October 9, 2018
Civility is not a sign of weakness.
John F. Kennedy
I am worried that too many of us have lost our ability to look at today’s issues with an open mind. Modern media makes it too easy to see only what we want to see and hear only what we want to hear. For example the current political ads are more negative than ever, many loded with innuendo and falsehoods.
The consensus building that has been the foundation of our democracy has been stifled by polarization, animosity and tribalism. Our leaders seem to have little time for constructive dialogue spending more of their time raising funds to increase their power than solving problems.
In some settings it has gotten so bad that neighbors are reluctant to discuss current events for fear of triggering an angry response, even from their friends. What must our children think? Our tradition of civil discourse has been diluted by the angry rhetoric of today. Too many of us seem to believe we already know all the answers and have no need to listen to others. The right and left use to meet in the civil middle as we built our nation, I miss those days. I yearn for a return to civility.
The 25 rules of considerate conduct
Think the best
Don’t speak ill
Accept and give praise
Respect even a subtle “no”
Respect others’ opinions
Mind your body
Keep it down (and rediscover silence)
Respect other people’s time
Respect other people’s space
Avoid personal questions
Care for your guests
Be a considerate guest
Think twice before asking for favors
Refrain from idle complaints
Accept and give constructive criticism
Respect the environment and be gentle
Don’t shift responsibility and blame
We are losing sight of civility in government and politics. Debate and dialogue is taking a back seat to the politics of destruction and anger and control. Dogma has replaced thoughtful discussion between people of differing views.
Radar: “Flight 1234, for noise abatement turn right 45 degrees.”
Pilot: “Roger, but we are at 35,000 feet, how much noise can we make up here?”
Radar: “Sir, have you ever heard the noise a 727 makes when it hits a 747?”
My wife tends to leave well enough alone. Unfortunately, things are rarely well enough.
The wise old Mother Superior was dying. The nuns gathered around her bed trying to make her comfortable. They gave her some warm milk to drink, but she refused it.
Then one nun took the glass back to the kitchen. Remembering a bottle of Irish whiskey received as a gift the previous Christmas, she opened and poured a generous amount into the warm milk. Back at Mother Superior’s bed, she held the glass to her lips. Mother drank a little, then a little more. Before they knew it, she had drunk the whole glass down to the last drop.
“Mother,” the nuns asked with earnest, “Please give us some wisdom before you die.”
She raised herself up in bed with a pious look on her face and said, “Don’t sell that cow.”
It’s frustrating when you know all the answers, but nobody bothers to ask you the questions.
A young preacher was contacted by the local funeral director to hold a grave-side committal service at a small local cemetery for someone with no family or friends. The preacher started early but quickly got himself lost, making several wrong turns.
He arrived a half-hour late, the hearse was nowhere in sight, and the workmen were eating lunch.

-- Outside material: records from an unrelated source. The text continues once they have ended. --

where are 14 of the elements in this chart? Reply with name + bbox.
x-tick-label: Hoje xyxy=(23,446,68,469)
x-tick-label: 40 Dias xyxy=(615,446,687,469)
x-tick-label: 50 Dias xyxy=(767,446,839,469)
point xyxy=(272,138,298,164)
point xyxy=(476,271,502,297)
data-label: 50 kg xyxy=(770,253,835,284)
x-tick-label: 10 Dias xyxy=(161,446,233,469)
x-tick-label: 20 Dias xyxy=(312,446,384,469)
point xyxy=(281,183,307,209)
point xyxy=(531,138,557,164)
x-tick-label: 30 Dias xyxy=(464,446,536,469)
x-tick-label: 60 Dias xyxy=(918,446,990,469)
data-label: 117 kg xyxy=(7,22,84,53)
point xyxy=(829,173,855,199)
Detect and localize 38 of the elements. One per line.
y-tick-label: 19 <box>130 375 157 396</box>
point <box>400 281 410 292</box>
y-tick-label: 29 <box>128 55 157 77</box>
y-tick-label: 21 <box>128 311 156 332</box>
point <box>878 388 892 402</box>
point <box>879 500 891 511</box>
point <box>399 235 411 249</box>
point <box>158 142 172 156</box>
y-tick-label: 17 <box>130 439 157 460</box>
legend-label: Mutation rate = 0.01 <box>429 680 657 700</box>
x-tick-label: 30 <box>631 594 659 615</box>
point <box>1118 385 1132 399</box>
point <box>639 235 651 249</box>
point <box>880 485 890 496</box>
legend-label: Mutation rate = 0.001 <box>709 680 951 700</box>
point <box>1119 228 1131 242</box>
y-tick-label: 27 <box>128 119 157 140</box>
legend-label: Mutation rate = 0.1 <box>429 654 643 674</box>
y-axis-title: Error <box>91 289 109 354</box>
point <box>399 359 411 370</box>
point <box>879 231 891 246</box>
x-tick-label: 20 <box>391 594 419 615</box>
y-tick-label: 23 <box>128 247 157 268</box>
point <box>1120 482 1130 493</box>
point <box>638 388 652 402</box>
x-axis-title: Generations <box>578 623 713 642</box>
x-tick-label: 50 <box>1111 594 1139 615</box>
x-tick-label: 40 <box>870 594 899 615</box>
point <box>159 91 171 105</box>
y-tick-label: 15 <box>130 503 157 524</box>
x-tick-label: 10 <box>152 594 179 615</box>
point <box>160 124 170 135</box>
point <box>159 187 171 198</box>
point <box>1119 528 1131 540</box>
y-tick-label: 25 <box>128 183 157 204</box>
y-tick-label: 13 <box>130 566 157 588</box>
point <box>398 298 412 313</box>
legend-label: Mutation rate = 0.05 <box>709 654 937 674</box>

The pastor went to the open grave and found the vault lid already in place. Taking out his book, he read the service.
As he was returning to his car, he overheard one of the workmen say: “Think we should tell him it’s a septic tank?”

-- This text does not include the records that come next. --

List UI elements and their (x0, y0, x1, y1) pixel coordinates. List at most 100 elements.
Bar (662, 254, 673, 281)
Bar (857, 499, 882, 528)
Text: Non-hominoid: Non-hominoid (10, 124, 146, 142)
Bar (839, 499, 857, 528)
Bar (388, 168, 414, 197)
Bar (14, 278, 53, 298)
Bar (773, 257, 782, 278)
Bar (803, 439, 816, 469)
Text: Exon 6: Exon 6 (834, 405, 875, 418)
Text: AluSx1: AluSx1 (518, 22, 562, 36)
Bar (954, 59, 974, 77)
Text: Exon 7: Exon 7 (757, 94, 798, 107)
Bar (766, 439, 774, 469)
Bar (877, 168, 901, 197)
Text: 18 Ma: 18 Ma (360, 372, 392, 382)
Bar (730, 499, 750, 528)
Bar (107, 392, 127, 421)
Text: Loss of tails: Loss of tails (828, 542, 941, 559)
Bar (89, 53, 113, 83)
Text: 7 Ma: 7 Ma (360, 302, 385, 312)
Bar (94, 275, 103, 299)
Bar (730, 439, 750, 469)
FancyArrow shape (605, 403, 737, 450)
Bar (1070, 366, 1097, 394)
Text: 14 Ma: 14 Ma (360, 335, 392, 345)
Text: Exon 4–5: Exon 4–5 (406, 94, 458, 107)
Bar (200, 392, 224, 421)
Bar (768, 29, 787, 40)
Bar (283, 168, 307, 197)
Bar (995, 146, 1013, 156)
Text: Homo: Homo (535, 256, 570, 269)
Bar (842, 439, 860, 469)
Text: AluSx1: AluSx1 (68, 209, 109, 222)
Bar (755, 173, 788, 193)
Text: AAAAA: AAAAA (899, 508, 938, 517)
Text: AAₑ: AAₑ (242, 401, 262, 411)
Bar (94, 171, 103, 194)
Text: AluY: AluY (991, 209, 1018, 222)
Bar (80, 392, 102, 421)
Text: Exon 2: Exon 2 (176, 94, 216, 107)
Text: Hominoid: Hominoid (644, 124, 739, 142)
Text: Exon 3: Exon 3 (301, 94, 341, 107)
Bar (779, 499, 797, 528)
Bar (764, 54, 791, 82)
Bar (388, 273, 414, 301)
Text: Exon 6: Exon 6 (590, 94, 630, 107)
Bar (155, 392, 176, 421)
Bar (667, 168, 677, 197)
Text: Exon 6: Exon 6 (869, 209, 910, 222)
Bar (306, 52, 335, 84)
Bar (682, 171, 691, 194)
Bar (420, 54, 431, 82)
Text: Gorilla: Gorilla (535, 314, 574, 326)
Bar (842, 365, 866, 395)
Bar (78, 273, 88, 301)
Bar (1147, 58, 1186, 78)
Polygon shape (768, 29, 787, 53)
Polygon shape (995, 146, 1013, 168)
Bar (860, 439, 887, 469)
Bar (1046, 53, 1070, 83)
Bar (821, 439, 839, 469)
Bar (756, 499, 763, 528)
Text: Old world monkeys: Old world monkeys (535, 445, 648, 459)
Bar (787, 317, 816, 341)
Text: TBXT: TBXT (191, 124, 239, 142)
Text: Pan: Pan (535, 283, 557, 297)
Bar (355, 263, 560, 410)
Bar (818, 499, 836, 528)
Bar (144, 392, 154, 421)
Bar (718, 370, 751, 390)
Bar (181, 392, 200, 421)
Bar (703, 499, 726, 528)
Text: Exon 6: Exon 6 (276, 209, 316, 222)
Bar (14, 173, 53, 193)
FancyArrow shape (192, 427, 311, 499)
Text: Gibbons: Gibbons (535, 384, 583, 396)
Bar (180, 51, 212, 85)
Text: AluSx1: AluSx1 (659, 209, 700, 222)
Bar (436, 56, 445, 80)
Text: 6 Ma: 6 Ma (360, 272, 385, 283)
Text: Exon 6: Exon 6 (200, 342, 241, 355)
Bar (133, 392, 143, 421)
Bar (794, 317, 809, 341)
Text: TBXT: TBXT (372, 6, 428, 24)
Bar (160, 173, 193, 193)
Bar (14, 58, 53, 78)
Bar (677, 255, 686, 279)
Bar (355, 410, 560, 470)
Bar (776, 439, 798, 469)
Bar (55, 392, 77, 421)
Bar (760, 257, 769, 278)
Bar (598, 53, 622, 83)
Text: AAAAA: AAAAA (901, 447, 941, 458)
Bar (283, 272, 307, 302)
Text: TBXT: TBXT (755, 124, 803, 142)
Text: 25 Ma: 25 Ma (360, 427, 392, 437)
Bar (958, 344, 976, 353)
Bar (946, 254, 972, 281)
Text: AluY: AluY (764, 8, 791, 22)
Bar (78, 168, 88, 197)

On a trip to the zoo, I made a casual stroll by the cage of a laughing hyena. A young man was leaning over the bar at the edge of the cage, whispering something in the animal’s direction. As I stepped closer, I heard him say, “Did you hear the one about…”
Civility means a great deal more than just being nice to one another. It is complex and encompasses learning how to connect successfully and live well with others, developing thoughtfulness, and fostering effective self-expression and communication. Civility includes courtesy, politeness, mutual respect, fairness, good manners, as well as a matter of good health. Taking an active interest in the well-being of our community and concern for the health of our society is also involved in civility.
- M. Forni
Management is not responsible for duplicates from previous dailies. The editor is somewhat senile.